This post is part of a series on The Virtuous Investor. For an overview of the series and links to the other parts, click here.
“Slippery verily and easy is the fall or descent into filthiness, but to return back again therehence, and to scape up onto spiritual light, this is a work, this is a labour.”
Erasmus of Rotterdam
In the last 21 instalments of this series on the virtuous investor, I have written about many rules to follow and techniques to implement that improve your performance. But the most important rule to remember of them all is this last one. It is to be honest and admit your faults to yourself and the people around you.
I have written about the value of investment diaries here and here, but what good does an investment diary do, if you are not honest with yourself about the mistakes you made in the past? How are you supposed to improve as an investor, if you cannot admit the mistakes you made?
I have written about the benefits of a financial plan and working with a professional financial planner to develop it here and here, but what good is a financial plan if you cannot admit that there are some goals you cannot achieve or that you have strayed from the plan and now need to make up for the shortfall?
Honesty and the ability to admit the limitations of one’s knowledge is crucial to improve as an investor.
And it is crucial for every professional adviser working with private investors. There is even an honesty premium to be earned as Uriel Haran and Shaul Shalvi have elegantly shown in a series of experiments with investors from the United States, the UK, and Canada. They were interested in the factors that make investors trust the advice they were given by professional advisers.
The problem with financial advice is that you do not know why an investor does or does not follow the advice given to her. Everyone knows that financial advice could be wrong and hence there is always an element of doubt in play when a client receives advice. However, there are two reasons why the advice given by a financial professional could be wrong. On the one hand, the adviser could be wrong because she does not know any better. She may give her honest best advice that may simply turn out to be wrong in the end. Or she could be biased in her advice due to an incentive structure that works against the client’s best interest.
Haran and Shalvi examined whether clients trusted advisers more when they were perceived to be honest rather than biased. And guess what: To nobody’s surprise, clients trusted advice significantly less when they had reason to suspect it was biased. The chart below shows one of the key results of their experiments. They asked more than 200 investors to take advice from three different advisers. For each adviser, the clients knew that in the past they were more or less accurate, getting between three and five out of six recommendations right. However, in some cases, the clients were informed that the advisers made honest mistakes in their advice, while in other cases, clients were informed that advisers were incentivised to give advice that may not be in the client’s best interest.
The chart shows to what percentage the advice given influenced the initial intention of the investor. It is clear that clients who suspect that the advice given may be biased against them will follow the advice to a lesser degree than clients who think their advisers act in their best interest. Only when investors suspect that an adviser is useless and no better than chance (3 out of 6 recommendation correct in the past) did it no longer matter what incentives the adviser had.

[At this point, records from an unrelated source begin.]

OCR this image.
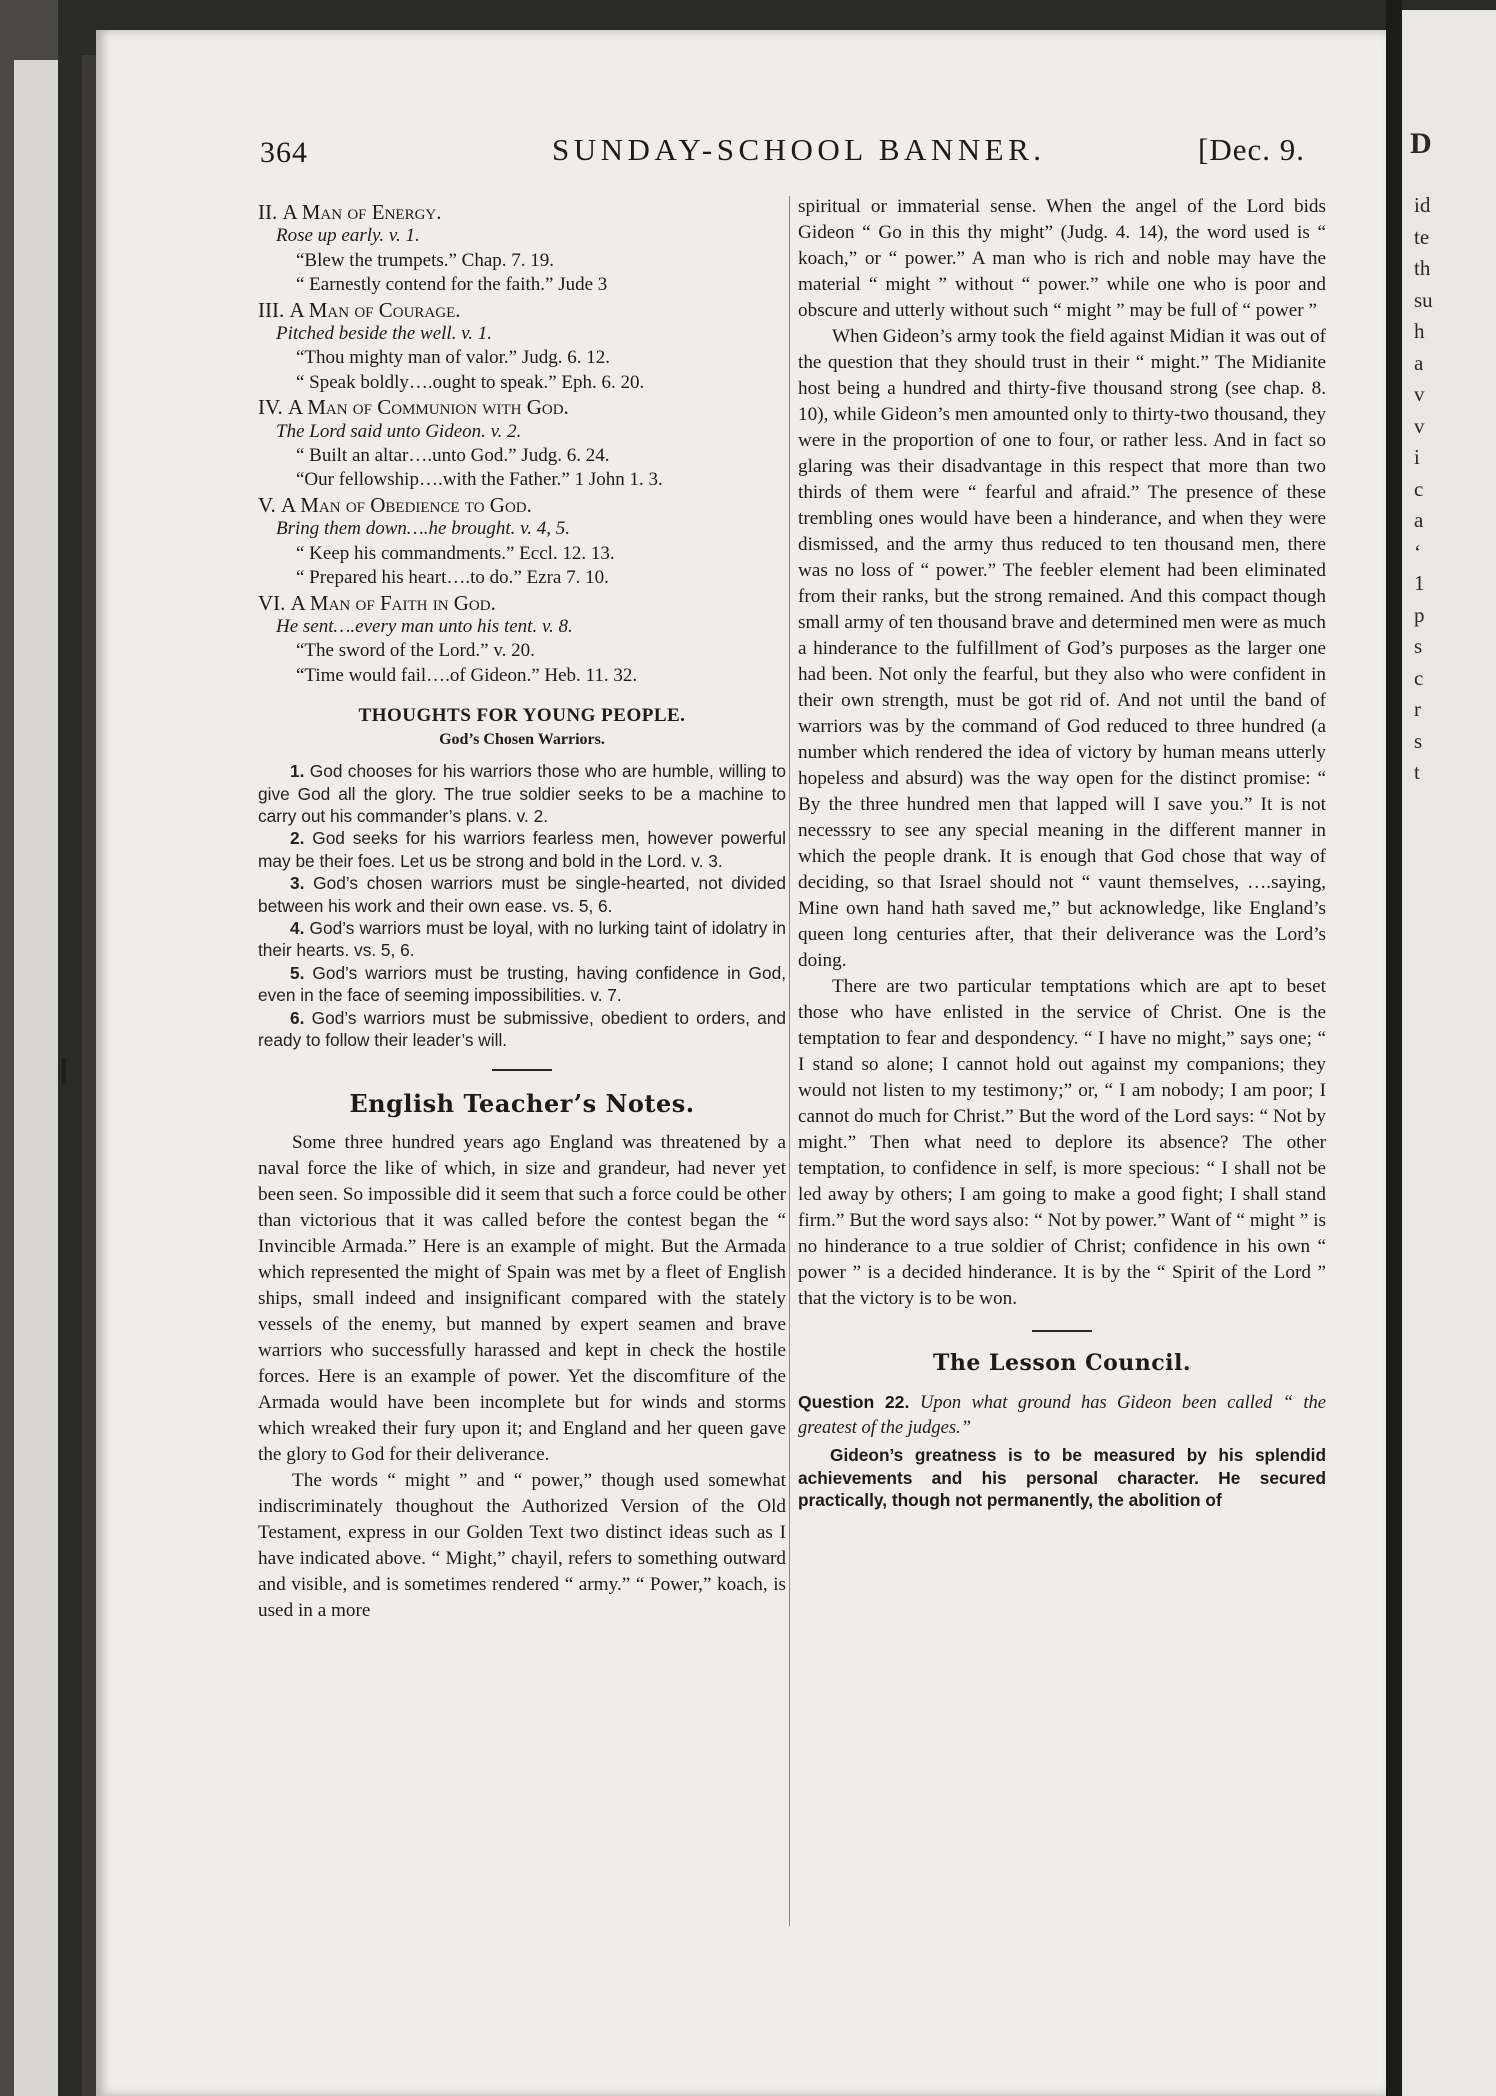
D
id
te
th
su
h
a
v
v
i
c
a
‘
1
p
s
c
r
s
t
364	SUNDAY-SCHOOL BANNER.	[Dec. 9.
II. A Man of Energy.
Rose up early. v. 1.
“Blew the trumpets.” Chap. 7. 19.
“ Earnestly contend for the faith.” Jude 3
III. A Man of Courage.
Pitched beside the well. v. 1.
“Thou mighty man of valor.” Judg. 6. 12.
“ Speak boldly….ought to speak.” Eph. 6. 20.
IV. A Man of Communion with God.
The Lord said unto Gideon. v. 2.
“ Built an altar….unto God.” Judg. 6. 24.
“Our fellowship….with the Father.” 1 John 1. 3.
V. A Man of Obedience to God.
Bring them down….he brought. v. 4, 5.
“ Keep his commandments.” Eccl. 12. 13.
“ Prepared his heart….to do.” Ezra 7. 10.
VI. A Man of Faith in God.
He sent….every man unto his tent. v. 8.
“The sword of the Lord.” v. 20.
“Time would fail….of Gideon.” Heb. 11. 32.
THOUGHTS FOR YOUNG PEOPLE.
God’s Chosen Warriors.
1. God chooses for his warriors those who are humble, willing to give God all the glory. The true soldier seeks to be a machine to carry out his commander’s plans. v. 2.
2. God seeks for his warriors fearless men, however powerful may be their foes. Let us be strong and bold in the Lord. v. 3.
3. God’s chosen warriors must be single-hearted, not divided between his work and their own ease. vs. 5, 6.
4. God’s warriors must be loyal, with no lurking taint of idolatry in their hearts. vs. 5, 6.
5. God’s warriors must be trusting, having confidence in God, even in the face of seeming impossibilities. v. 7.
6. God’s warriors must be submissive, obedient to orders, and ready to follow their leader’s will.
English Teacher’s Notes.

Some three hundred years ago England was threatened by a naval force the like of which, in size and grandeur, had never yet been seen. So impossible did it seem that such a force could be other than victorious that it was called before the contest began the “ Invincible Armada.” Here is an example of might. But the Armada which represented the might of Spain was met by a fleet of English ships, small indeed and insignificant compared with the stately vessels of the enemy, but manned by expert seamen and brave warriors who successfully harassed and kept in check the hostile forces. Here is an example of power. Yet the discomfiture of the Armada would have been incomplete but for winds and storms which wreaked their fury upon it; and England and her queen gave the glory to God for their deliverance.

The words “ might ” and “ power,” though used somewhat indiscriminately thoughout the Authorized Version of the Old Testament, express in our Golden Text two distinct ideas such as I have indicated above. “ Might,” chayil, refers to something outward and visible, and is sometimes rendered “ army.” “ Power,” koach, is used in a more

spiritual or immaterial sense. When the angel of the Lord bids Gideon “ Go in this thy might” (Judg. 4. 14), the word used is “ koach,” or “ power.” A man who is rich and noble may have the material “ might ” without “ power.” while one who is poor and obscure and utterly without such “ might ” may be full of “ power ”

When Gideon’s army took the field against Midian it was out of the question that they should trust in their “ might.” The Midianite host being a hundred and thirty-five thousand strong (see chap. 8. 10), while Gideon’s men amounted only to thirty-two thousand, they were in the proportion of one to four, or rather less. And in fact so glaring was their disadvantage in this respect that more than two thirds of them were “ fearful and afraid.” The presence of these trembling ones would have been a hinderance, and when they were dismissed, and the army thus reduced to ten thousand men, there was no loss of “ power.” The feebler element had been eliminated from their ranks, but the strong remained. And this compact though small army of ten thousand brave and determined men were as much a hinderance to the fulfillment of God’s purposes as the larger one had been. Not only the fearful, but they also who were confident in their own strength, must be got rid of. And not until the band of warriors was by the command of God reduced to three hundred (a number which rendered the idea of victory by human means utterly hopeless and absurd) was the way open for the distinct promise: “ By the three hundred men that lapped will I save you.” It is not necesssry to see any special meaning in the different manner in which the people drank. It is enough that God chose that way of deciding, so that Israel should not “ vaunt themselves, ….saying, Mine own hand hath saved me,” but acknowledge, like England’s queen long centuries after, that their deliverance was the Lord’s doing.

There are two particular temptations which are apt to beset those who have enlisted in the service of Christ. One is the temptation to fear and despondency. “ I have no might,” says one; “ I stand so alone; I cannot hold out against my companions; they would not listen to my testimony;” or, “ I am nobody; I am poor; I cannot do much for Christ.” But the word of the Lord says: “ Not by might.” Then what need to deplore its absence? The other temptation, to confidence in self, is more specious: “ I shall not be led away by others; I am going to make a good fight; I shall stand firm.” But the word says also: “ Not by power.” Want of “ might ” is no hinderance to a true soldier of Christ; confidence in his own “ power ” is a decided hinderance. It is by the “ Spirit of the Lord ” that the victory is to be won.

The Lesson Council.
Question 22. Upon what ground has Gideon been called “ the greatest of the judges.”
Gideon’s greatness is to be measured by his splendid achievements and his personal character. He secured practically, though not permanently, the abolition of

Degree to which clients follow financial advice
Source: Haran and Shalvi (2019).
As an adviser, you can only make money if your clients trust you and follow your advice. But your clients are far more likely to follow your advice if you give honest advice and live up to your mistakes. One of the things that enraged me the most in my career was the unwillingness of banks and asset managers to own up to the mistakes they made in the financial crisis.

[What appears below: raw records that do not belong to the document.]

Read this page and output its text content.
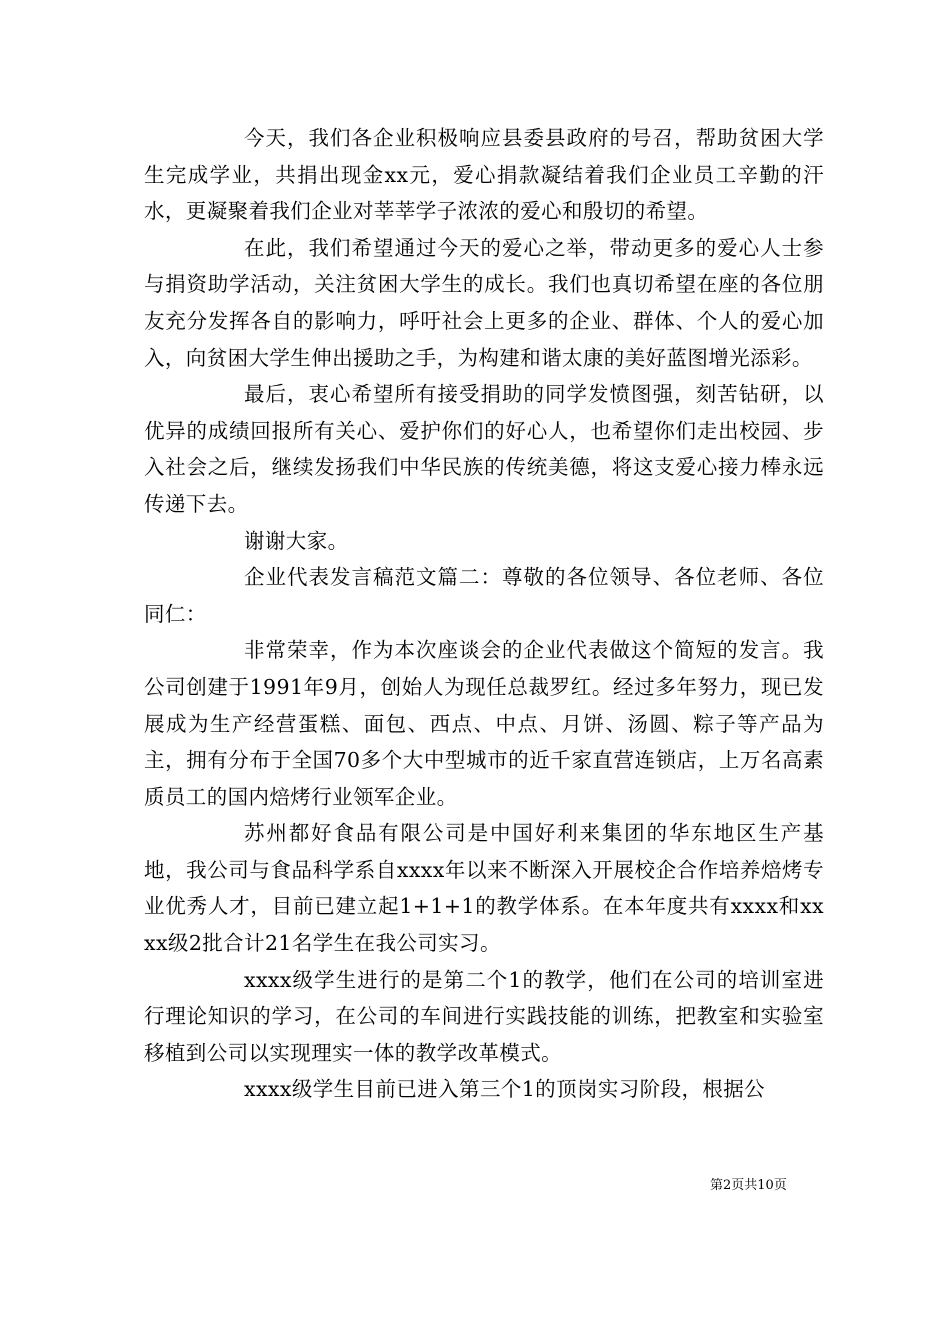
今天，我们各企业积极响应县委县政府的号召，帮助贫困大学生完成学业，共捐出现金xx元，爱心捐款凝结着我们企业员工辛勤的汗水，更凝聚着我们企业对莘莘学子浓浓的爱心和殷切的希望。

在此，我们希望通过今天的爱心之举，带动更多的爱心人士参与捐资助学活动，关注贫困大学生的成长。我们也真切希望在座的各位朋友充分发挥各自的影响力，呼吁社会上更多的企业、群体、个人的爱心加入，向贫困大学生伸出援助之手，为构建和谐太康的美好蓝图增光添彩。

最后，衷心希望所有接受捐助的同学发愤图强，刻苦钻研，以优异的成绩回报所有关心、爱护你们的好心人，也希望你们走出校园、步入社会之后，继续发扬我们中华民族的传统美德，将这支爱心接力棒永远传递下去。

谢谢大家。

企业代表发言稿范文篇二：尊敬的各位领导、各位老师、各位同仁：

非常荣幸，作为本次座谈会的企业代表做这个简短的发言。我公司创建于1991年9月，创始人为现任总裁罗红。经过多年努力，现已发展成为生产经营蛋糕、面包、西点、中点、月饼、汤圆、粽子等产品为主，拥有分布于全国70多个大中型城市的近千家直营连锁店，上万名高素质员工的国内焙烤行业领军企业。

苏州都好食品有限公司是中国好利来集团的华东地区生产基地，我公司与食品科学系自xxxx年以来不断深入开展校企合作培养焙烤专业优秀人才，目前已建立起1+1+1的教学体系。在本年度共有xxxx和xxxx级2批合计21名学生在我公司实习。

xxxx级学生进行的是第二个1的教学，他们在公司的培训室进行理论知识的学习，在公司的车间进行实践技能的训练，把教室和实验室移植到公司以实现理实一体的教学改革模式。

xxxx级学生目前已进入第三个1的顶岗实习阶段，根据公

第2页共10页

No company I know of has ever said to their clients: “We are sorry for the mistakes we made. We did the best we could, but we messed up.” Yet, this is exactly what they should have done to earn their clients’ trust. Instead, asset managers tried to find lame excuses how nobody could see the catastrophe coming and how it all wasn’t their fault for one reason or another. The term black swan probably only became famous in the first place, because it provided banks and asset managers with an easy scapegoat for their mistakes. If a crisis was unpredictable, how can your clients blame you for the mistakes you made in your advice and not having prepared them for the inevitable experience of a bear market? No wonder trust in banks and advisers has declined significantly over the last ten years. Would you trust someone who so obviously screwed up in the past but doesn’t have the spine to admit even the most obvious mistakes?
Back in 2009, my wife and I sat together and wrote a paper for the Journal of Wealth Management to show how trust can be earned by banks and asset managers and how trust can be recovered, once you screwed up. In my view, this paper is still one of the best pieces of research I have ever written, and I still go back to it time and again to guide my actions as an adviser (to see an example, how I did this in the past, click here). Yet, while I think this paper holds the secret to success for many struggling financial businesses, it is also one of the papers that have gained the least traction in real life. Banks and asset managers talk a big game about earning their clients’ trust, but if you look at their actions, most have done nothing in the past decade to earn that trust. And as we point out in our paper, actions speak louder than words.
So, please be honest with yourself and your clients and admit your mistakes. It is good for you, for your clients and for your business.